In a departure from his standard form, Gordon Howie provides a quote from a named source in his continued misguided flacking for convicted felon Annette Bosworth. Howie somehow drags Bosworth’s Rapid City lawyer Robert Van Norman out to the blogosphere to spar with Attorney General Marty Jackley about the plea deals both sides considered before Bosworth went to trial:
I understand that there has been a controversy about whether or not Dr. Bosworth went to trial for dramatic effect as opposed to having been willing to settle her case pretrial. The defense always was open to discussing plea bargain terms that would have been based on a high grade misdemeanor(s). The State consistently refused that approach, insisting generally on a plea bargain based on a minimum of two felony charges [Robert Van Norman, quoted in Gordon Howie, “Is Marty Jackley Telling the Truth?” The Right Side, 2015.06.15].
Perhaps Howie gets the quote and the source correct, but he then falls back into getting his logic all wrong. Howie lines Van Norman’s claim alongside AG Jackley’s statement that the state offered Bosworth plea deals that would have left the convicted petition perjurer “in a better place then she currently is in relation to any potential sentence or permanent record” and concludes that AG Jackley is not telling the truth:
Jackley KNOWS that even ONE felony likely results in the loss of Bosworth’s license to practice medicine. How then, does a minimum of TWO place her in a better position?? [Howie, 2015.06.15]

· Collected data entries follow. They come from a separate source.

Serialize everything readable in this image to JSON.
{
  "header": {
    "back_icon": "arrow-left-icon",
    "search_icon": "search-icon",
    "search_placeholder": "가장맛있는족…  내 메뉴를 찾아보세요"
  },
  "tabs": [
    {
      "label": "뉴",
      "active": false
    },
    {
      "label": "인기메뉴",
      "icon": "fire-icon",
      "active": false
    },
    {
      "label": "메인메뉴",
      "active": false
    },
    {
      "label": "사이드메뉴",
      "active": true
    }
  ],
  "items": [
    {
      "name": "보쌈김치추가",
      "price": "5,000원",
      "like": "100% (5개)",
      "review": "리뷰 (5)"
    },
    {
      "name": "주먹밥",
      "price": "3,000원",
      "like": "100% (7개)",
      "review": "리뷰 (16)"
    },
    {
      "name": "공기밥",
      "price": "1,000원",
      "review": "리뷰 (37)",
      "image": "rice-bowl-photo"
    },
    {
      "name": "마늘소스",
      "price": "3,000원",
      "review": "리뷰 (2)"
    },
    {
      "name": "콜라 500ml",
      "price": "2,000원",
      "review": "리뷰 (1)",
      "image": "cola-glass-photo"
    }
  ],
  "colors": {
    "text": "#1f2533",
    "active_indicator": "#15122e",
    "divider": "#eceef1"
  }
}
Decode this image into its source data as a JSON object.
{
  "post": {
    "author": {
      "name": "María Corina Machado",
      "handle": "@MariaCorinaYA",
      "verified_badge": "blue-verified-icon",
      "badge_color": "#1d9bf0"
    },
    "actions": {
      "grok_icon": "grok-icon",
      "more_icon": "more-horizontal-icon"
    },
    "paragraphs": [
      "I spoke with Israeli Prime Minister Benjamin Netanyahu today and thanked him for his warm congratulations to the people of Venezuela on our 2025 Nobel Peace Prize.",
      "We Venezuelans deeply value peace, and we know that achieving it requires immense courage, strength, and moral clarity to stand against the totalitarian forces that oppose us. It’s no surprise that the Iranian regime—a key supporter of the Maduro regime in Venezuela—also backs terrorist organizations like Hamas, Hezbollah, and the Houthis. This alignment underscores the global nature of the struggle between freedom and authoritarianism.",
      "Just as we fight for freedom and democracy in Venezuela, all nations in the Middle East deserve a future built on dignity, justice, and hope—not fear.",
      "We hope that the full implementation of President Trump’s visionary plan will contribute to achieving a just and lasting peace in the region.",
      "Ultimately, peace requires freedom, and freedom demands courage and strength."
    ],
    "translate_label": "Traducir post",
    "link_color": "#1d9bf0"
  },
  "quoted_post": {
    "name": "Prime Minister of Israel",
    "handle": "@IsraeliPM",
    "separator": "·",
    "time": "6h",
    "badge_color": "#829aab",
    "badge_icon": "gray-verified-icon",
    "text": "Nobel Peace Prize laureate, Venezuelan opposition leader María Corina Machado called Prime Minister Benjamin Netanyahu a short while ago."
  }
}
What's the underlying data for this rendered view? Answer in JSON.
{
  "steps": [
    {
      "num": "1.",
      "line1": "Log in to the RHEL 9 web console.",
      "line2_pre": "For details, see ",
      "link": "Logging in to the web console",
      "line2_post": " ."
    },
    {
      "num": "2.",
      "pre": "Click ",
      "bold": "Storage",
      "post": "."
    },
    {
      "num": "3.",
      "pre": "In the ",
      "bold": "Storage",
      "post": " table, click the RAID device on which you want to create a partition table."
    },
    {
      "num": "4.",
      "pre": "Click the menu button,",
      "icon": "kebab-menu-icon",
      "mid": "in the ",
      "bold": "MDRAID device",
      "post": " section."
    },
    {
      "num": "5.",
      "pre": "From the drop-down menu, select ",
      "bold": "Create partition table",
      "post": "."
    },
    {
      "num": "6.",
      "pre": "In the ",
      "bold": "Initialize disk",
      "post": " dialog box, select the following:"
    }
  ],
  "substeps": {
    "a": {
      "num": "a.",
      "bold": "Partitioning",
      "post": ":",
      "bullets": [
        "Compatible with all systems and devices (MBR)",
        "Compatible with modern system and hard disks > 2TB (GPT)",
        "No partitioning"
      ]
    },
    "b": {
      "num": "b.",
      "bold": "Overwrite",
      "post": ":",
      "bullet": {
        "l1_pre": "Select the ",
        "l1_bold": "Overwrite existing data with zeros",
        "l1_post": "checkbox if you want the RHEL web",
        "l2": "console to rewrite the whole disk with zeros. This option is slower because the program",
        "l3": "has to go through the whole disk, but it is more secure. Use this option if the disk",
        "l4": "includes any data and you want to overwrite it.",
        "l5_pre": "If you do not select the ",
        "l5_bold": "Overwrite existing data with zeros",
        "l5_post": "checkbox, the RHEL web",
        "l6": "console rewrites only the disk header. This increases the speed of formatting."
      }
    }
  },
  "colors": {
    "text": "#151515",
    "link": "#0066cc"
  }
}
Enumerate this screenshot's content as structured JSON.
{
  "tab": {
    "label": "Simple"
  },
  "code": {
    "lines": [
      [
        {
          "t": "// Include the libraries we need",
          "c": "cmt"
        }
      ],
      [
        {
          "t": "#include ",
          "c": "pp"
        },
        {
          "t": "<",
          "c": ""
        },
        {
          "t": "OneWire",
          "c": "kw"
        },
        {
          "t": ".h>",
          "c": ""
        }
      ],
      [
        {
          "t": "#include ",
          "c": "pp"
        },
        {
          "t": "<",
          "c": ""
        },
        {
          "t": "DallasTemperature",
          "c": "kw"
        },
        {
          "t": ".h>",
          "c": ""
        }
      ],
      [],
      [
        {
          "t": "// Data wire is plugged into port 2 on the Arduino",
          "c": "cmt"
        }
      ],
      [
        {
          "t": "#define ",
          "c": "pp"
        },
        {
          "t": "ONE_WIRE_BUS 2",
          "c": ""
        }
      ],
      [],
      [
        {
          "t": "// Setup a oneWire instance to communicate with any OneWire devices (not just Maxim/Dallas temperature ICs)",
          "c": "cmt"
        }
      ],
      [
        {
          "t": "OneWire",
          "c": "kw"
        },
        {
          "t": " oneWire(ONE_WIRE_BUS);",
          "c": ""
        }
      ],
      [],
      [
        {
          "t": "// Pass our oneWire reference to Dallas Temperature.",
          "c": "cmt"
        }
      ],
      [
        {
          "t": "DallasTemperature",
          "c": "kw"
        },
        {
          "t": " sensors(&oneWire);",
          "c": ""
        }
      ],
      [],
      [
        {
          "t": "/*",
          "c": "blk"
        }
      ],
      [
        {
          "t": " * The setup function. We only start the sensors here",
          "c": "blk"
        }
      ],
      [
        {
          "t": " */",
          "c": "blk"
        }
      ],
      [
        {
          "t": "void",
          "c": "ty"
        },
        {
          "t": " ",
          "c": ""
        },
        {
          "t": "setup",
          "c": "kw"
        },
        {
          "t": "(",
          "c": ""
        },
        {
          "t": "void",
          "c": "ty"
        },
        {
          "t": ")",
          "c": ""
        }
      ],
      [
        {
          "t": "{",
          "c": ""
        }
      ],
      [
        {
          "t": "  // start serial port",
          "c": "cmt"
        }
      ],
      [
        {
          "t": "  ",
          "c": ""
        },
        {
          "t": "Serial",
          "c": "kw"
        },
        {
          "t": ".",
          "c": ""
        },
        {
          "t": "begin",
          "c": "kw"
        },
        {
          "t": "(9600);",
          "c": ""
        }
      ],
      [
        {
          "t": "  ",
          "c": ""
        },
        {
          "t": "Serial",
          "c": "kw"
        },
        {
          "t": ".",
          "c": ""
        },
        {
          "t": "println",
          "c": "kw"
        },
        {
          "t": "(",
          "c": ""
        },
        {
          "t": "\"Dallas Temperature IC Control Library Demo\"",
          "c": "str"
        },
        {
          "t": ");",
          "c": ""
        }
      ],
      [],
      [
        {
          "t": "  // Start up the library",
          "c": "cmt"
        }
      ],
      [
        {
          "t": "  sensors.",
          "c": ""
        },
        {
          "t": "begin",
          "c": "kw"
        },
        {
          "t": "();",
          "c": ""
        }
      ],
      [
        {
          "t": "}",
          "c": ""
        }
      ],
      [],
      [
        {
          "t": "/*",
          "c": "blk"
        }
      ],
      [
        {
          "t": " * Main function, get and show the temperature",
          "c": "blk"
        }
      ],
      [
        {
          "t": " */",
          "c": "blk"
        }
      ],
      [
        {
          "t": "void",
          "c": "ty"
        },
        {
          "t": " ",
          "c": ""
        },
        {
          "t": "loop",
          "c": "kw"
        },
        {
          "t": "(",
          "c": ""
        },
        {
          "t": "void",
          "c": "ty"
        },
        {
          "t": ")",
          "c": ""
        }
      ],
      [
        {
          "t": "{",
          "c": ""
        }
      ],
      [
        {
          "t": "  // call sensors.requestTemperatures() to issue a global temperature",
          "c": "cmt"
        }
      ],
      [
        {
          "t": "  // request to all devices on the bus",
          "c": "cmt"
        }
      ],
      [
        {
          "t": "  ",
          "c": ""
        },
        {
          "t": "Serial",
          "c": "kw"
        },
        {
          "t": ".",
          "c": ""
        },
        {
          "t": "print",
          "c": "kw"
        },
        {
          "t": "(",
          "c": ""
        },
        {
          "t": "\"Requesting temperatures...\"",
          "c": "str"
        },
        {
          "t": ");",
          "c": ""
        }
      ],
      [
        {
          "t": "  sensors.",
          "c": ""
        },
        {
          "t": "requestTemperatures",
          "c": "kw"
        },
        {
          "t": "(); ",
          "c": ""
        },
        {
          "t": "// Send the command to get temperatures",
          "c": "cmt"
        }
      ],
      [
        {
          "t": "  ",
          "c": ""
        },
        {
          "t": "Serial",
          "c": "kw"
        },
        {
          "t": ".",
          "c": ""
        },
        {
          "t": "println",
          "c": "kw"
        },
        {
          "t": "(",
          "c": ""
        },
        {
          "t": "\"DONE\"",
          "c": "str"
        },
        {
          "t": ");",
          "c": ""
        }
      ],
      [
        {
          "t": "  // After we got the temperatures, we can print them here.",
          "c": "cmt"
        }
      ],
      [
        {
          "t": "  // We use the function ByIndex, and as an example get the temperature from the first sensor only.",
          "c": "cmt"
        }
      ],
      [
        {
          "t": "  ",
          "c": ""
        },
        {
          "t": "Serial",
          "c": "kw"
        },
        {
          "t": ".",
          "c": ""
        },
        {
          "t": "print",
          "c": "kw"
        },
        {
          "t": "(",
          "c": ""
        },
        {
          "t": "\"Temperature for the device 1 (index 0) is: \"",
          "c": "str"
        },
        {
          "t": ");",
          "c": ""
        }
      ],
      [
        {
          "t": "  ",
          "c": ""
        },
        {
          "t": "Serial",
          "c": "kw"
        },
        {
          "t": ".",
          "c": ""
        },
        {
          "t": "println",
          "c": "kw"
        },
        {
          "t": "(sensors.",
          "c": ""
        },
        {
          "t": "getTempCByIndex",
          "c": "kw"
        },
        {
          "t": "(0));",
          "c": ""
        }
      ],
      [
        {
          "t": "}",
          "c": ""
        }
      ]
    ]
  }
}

Actually, there is no contradiction between the predictably parsed, lawyerly statements of Jackley and Van Norman. Two felony charges bring a lower maximum penalty than twelve felony charges. Pleading in general wins goodwill from the prosecution, the judge, and the taxpayers, who are spared the expense of a trial. The deal Van Norman says the state offered, while perhaps unsatisfactory to a client who believes she should never be held accountable for her crimes, would indeed have left that client in a better situation than carrying twelve felony convictions on her record.
As for pleading to misdemeanors, to what misdemeanors could a petition perjurer plead? The Attorney General doesn’t make laws up to suit his political agenda (either his real agenda or that imputed to him by Howie). The Legislature writes South Dakota law. The Legislature defines perjury as a felony. The Legislature made its last amendments to our perjury laws in 2007, when they added the lighter Class 6 felony classification to the perjury penalties that previously were only as light as Class 5. The Legislature has not defined any such thing as “misdemeanor perjury.” The Legislature left the Attorney General with no lesser crime to which the defendant in this perjury case could plead.
In Howie’s Annettephoria, the strictures of state law probably prove the Legislature was part of the vast conspiracy against Bosworth six years before she announced her fake Senate candidacy.
But under the South Dakota law written by the Legislature, the actions laid out in the indictment against Bosworth constituted perjury. Under South Dakota law, perjury is a felony, not a misdemeanor. If Van Norman is telling the truth, we must logically conclude that the defense was asking the state to throw out its indictment and accept Bosworth’s guilty plea to lesser crimes that never drew the attention of investigators or the grand jury, if they happened at all.
The proper response to the Van Norman–Jackley sparring is, “So what?” Plea bargains are a favor, not a right. The state offered Bosworth a bargain; she wanted a bigger bargain. They failed to reach a deal. A jury thus got to hear the facts and find Bosworth guilty of every charge the state brought. Let’s close the case and move on.